Hajiyev Parviz, Sloan Matthew, Fialkoff Jared, Gundeti Mohan S
Section of Urology, Department of Surgery, University of Chicago, Chicago, IL, USA.
Eur Urol Open Sci. 2023 Sep 28;57:60-65. doi: 10.1016/j.euros.2023.09.006. eCollection 2023 Nov.
Ureteral reimplantation is the gold standard treatment for high-grade vesicoureteral reflux (VUR) in pediatric patients. Robot-assisted laparoscopic extravesical ureteral reimplantation (RALUR-EV) using the LUAA technique has emerged as a viable alternative to traditional open and laparoscopic surgical correction.

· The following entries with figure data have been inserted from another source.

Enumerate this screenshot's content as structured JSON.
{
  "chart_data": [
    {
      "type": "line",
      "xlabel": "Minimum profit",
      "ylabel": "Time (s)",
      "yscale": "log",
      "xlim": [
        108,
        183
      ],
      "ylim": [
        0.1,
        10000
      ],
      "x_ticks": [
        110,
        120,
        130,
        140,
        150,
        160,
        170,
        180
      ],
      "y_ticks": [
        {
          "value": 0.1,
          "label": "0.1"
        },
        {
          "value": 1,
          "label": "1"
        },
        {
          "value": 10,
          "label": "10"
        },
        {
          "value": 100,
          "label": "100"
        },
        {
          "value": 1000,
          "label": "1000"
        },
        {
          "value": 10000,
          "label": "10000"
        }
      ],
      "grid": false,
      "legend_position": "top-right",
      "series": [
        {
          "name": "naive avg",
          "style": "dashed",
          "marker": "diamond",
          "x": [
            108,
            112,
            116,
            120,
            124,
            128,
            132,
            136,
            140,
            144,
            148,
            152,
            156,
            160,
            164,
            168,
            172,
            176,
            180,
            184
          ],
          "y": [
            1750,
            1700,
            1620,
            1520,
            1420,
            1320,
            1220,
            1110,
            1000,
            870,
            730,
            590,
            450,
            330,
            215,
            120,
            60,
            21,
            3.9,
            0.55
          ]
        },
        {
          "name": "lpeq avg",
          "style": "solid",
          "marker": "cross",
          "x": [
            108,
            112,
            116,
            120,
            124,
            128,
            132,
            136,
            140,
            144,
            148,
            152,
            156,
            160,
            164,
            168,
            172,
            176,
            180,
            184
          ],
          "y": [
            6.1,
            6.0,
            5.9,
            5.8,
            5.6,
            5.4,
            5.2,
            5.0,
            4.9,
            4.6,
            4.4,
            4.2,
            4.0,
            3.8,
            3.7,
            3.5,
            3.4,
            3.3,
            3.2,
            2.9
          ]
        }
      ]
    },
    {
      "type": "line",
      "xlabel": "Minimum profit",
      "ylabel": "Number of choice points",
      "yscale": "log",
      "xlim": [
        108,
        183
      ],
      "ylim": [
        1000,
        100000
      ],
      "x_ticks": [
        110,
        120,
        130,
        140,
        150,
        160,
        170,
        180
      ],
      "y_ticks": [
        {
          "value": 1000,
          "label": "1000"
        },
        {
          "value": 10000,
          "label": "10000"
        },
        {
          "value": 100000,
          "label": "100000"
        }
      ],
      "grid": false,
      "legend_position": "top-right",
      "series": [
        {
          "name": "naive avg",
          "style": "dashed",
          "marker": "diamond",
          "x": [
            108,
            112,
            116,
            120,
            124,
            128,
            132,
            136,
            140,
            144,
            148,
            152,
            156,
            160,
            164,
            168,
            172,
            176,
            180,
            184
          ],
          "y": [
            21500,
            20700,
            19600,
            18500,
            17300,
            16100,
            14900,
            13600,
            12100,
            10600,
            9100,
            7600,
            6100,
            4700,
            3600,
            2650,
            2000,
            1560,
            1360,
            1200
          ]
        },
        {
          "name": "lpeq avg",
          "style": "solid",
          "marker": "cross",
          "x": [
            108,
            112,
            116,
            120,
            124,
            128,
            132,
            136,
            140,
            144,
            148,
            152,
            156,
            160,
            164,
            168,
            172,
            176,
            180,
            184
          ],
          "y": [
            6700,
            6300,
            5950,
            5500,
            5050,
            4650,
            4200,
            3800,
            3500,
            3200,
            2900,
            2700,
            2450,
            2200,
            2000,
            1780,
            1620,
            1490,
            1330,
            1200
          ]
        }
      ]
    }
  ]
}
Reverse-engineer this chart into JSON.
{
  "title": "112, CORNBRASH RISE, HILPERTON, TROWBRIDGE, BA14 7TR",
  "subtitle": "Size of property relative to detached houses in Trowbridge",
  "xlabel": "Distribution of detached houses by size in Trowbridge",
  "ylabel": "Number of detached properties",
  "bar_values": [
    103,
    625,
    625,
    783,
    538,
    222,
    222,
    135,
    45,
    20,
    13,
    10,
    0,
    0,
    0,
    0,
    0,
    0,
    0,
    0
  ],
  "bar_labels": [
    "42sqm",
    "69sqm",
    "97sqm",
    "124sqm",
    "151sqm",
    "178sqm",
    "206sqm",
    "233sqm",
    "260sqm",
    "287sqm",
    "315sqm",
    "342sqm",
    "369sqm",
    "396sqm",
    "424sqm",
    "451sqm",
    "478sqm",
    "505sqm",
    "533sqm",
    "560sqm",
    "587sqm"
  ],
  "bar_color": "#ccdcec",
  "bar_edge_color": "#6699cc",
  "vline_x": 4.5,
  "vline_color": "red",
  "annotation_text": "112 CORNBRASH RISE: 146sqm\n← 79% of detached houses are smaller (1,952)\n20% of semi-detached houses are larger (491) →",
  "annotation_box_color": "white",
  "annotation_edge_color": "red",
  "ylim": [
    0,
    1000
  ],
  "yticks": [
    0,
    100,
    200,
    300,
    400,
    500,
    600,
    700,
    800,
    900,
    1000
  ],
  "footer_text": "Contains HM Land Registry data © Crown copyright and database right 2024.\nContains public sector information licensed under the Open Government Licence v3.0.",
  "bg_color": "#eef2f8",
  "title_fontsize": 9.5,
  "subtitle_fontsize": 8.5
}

To evaluate the outcomes, reflux resolution, urinary retention, and complications associated with bilateral RALUR-EV for primary VUR using the LUAA Gundeti technique in pediatric patients.
A retrospective study was conducted at a single academic center, involving 34 consecutive pediatric patients who underwent RALUR-EV for bilateral VUR management between December 2008 and December 2022. The study included only patients who were evaluated with postoperative voiding cystourethrogram (VCUG).
The LUAA extravesical ureteral reimplantation technique was performed, involving the identification and mobilization of the ureter, creation of a peritoneal window, dissection close to the neurovascular bundle, Y dissection at the ureterovesical junction, detrusorotomy, detrusorrhaphy with advential inclusion, and apical alignment suture.
The primary outcome was radiographic resolution of VUR on VCUG. The secondary outcomes included urinary retention and Clavien-Dindo grade III complications.
The overall radiographic resolution rate was 85.2%, with success rates of 76.7%, 75%, and 96.7% across the three distinct patient cohorts. The overall Clavien-Dindo grade III complication rate was 5.8%, and transient urinary retention was 8.8%. Resolution of urinary retention occurred within 7-28 d. The study's limitations include the small sample size, single-center design, and retrospective nature.
The LUAA technique demonstrates sustainable outcomes for VUR resolution with a low incidence of transient urinary retention and complications. A thorough understanding of pelvic anatomy is essential for successful dissection and minimization of the risk of complications. Further studies are needed to evaluate the effectiveness of different approaches in reducing the incidence of transient urinary retention following bilateral extravesical reimplantation.
In this study, we examined the results of the Gundeti LUAA surgical technique for treating primary vesicoureteral reflux in children. We identified various essential modifications that increase the likelihood of achieving favorable outcomes.
输尿管再植术是小儿患者重度膀胱输尿管反流(VUR)的金标准治疗方法。采用LUAA技术的机器人辅助腹腔镜膀胱外输尿管再植术(RALUR-EV)已成为传统开放手术和腹腔镜手术矫正的可行替代方案。
评估在小儿患者中使用LUAA Gundeti技术进行双侧RALUR-EV治疗原发性VUR的疗效、反流缓解情况、尿潴留及并发症。
设计、地点和参与者:在一个单一学术中心进行了一项回顾性研究,纳入了2008年12月至2022年12月期间连续34例因双侧VUR接受RALUR-EV治疗的小儿患者。该研究仅纳入了术后进行排尿性膀胱尿道造影(VCUG)评估的患者。
采用LUAA膀胱外输尿管再植技术,包括输尿管的识别与游离、腹膜窗口的创建、靠近神经血管束的解剖、输尿管膀胱交界处的Y形解剖、逼尿肌切开、带外膜包埋的逼尿肌缝合以及顶端对齐缝合。
主要结局是VCUG上VUR的影像学缓解情况。次要结局包括尿潴留和Clavien-DindoⅢ级并发症。
总体影像学缓解率为85.2%,三个不同患者队列的成功率分别为76.7%、75%和96.7%。总体Clavien-DindoⅢ级并发症发生率为5.8%,短暂性尿潴留发生率为8.8%。尿潴留于7 - 28天内缓解。该研究的局限性包括样本量小、单中心设计以及回顾性研究性质。
LUAA技术在VUR缓解方面显示出可持续的疗效,短暂性尿潴留和并发症发生率低。全面了解盆腔解剖结构对于成功解剖和将并发症风险降至最低至关重要。需要进一步研究评估不同方法在降低双侧膀胱外再植术后短暂性尿潴留发生率方面的有效性。
在本研究中,我们检查了Gundeti LUAA手术技术治疗小儿原发性膀胱输尿管反流的结果。我们确定了各种有助于提高获得良好结局可能性的重要改进措施。